Crews continue to clear macroburst debris through stormy weather

Cranston storm cleanup_199846

CRANSTON, R.I. (WPRI) — It’s been one week since a brief, but powerful storm tore through areas of Southern New England, leaving behind a trail of damage.

Despite the rainy weather Tuesday, crews were back out in full force cleaning up downed trees, limbs and other debris caused by last Tuesday’s macroburst.

The Pinpoint Weather Team says there’s the potential for additional showers and thunderstorms through midnight, with the possibility of gusty winds and street flooding.

People who live in the areas hit hardest by the storm hope Tuesday’s weather doesn’t cause any further problems. One Cranston resident told Eyewitness News he cleaned up his yard as much as he could after last week’s storm, but there were big branches still stuck in trees, danging above his property.

“This storm this afternoon is kind of scary because my garage, my pool, everything could be a victim of the limbs falling down,” said Jose Gonzalez, who lives in the Garden Hills neighborhood.

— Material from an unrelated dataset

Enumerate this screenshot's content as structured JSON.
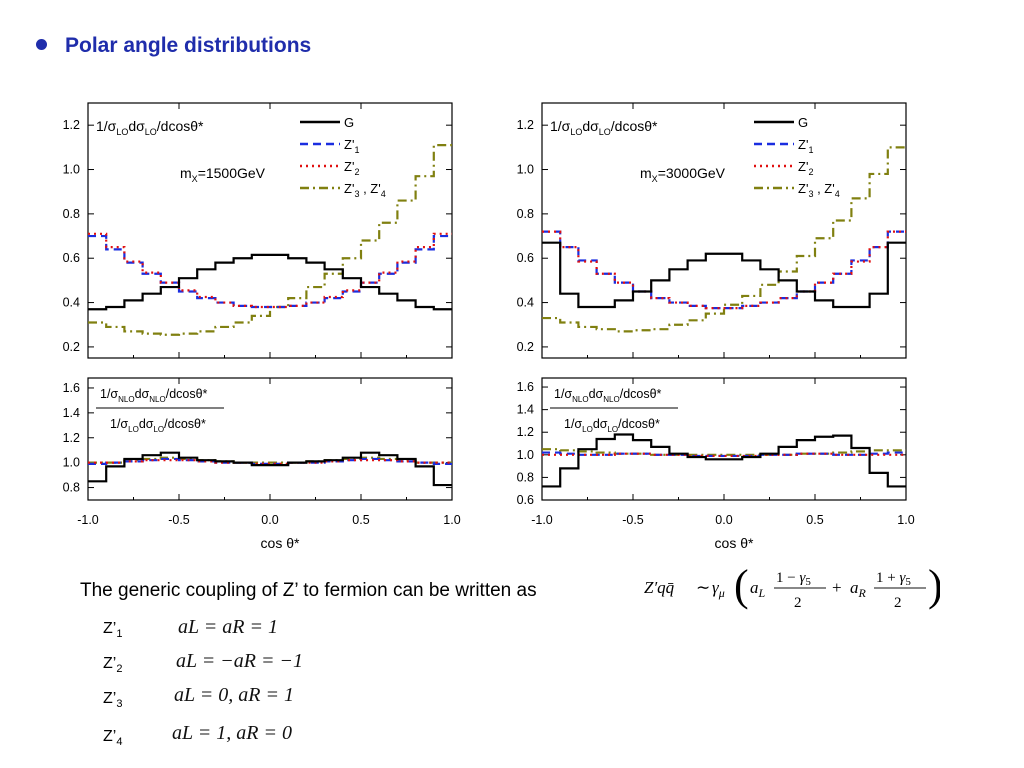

City crews and tree services were back out Tuesday trying to clear all of the debris, but that work comes at a cost.

“Right now the insurance company is telling me they won’t pay for it, and the tree services are charging triple what they normally do because this is considered emergency rates, so I’m hoping I can just wait it out a little and have them come when it’s not so much of an emergency,” Gonzalez added.

Eyewitness News also checked in with National Grid, who said they’ve been working to remove those so-called “hangers” – branches and limbs still stuck up in trees – since last week’s storm.

“There is some wind coming through, some rain so we have crews on the property,” said National Grid President Tim Horan. “We have 10 tree crews, 26 more available and 40 line crews out there to address any issues that may arise.”

The City of Cranston is asking business owners and residents who were impacted by last week’s storm to provide any damage information to the city’s Emergency Management Agency, as they try to determine if it will qualify for federal disaster aid.